Love never ends. (1 Corinthians 13:8)

It is beyond ironic that so many of the same people who choose 1 Corinthians 13 as their wedding theme  go on to say that their love has indeed ended. Infatuation comes easy. Attraction is a piece of cake. The average person could probably “fall in love” with 20 different people in their life. It’s figuring out this whole 1 Corinthians 13-love thing that seems to stump us.

Check out verse 7:  Love bears all things. All? Even the changing seasons of life? Love hopes all things. All? Even during seemingly hopeless arguments? Love endures all things. All? Even when the “feelings” are gone? Even when both partners change?

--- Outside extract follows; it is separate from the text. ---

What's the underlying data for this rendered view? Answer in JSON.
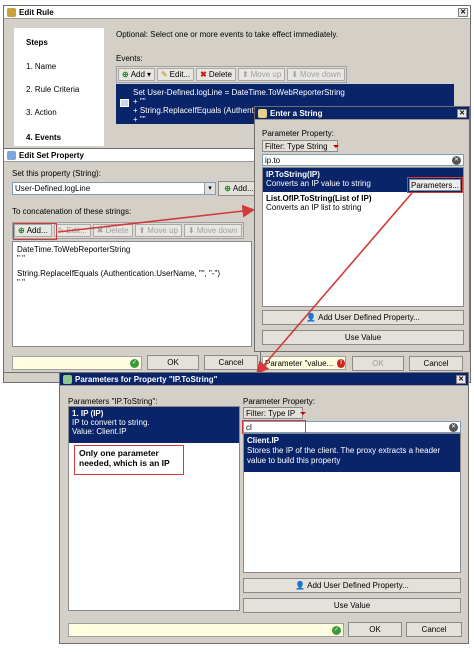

I wonder if we’d be better off training couples to love each other by exposing them to truly great parents and saying, “Now go and do likewise.”  If our love was as unconditional towards our spouse as it is towards our children, maybe our vows would actually endure til’ “death do us part.”

As I reflected on this great sermon of a television show I realized what the mother really meant:  If 1 Corinthians 13 is your measuring stick, you can be at peace, because that is what I choose for my children. It is not a feeling that can disappear; it’s a choice of my heart and my will. I give you my heart. On the other hand, if I use the same standard on your father and I’m honest, I never really 1 Corinthians 13-loved him to begin with. My love for him had conditions from the get-go. I shared with him my heart, but I never gave it to him as a gift.

By the way, this is precisely how bad marriage is like dead religion.

Religious people stay with God because he’s useful. Children of God stay with God because he’s beautiful. Because they love him.

Because he first loved us.

You’ve never been loved better than you were loved on the Cross.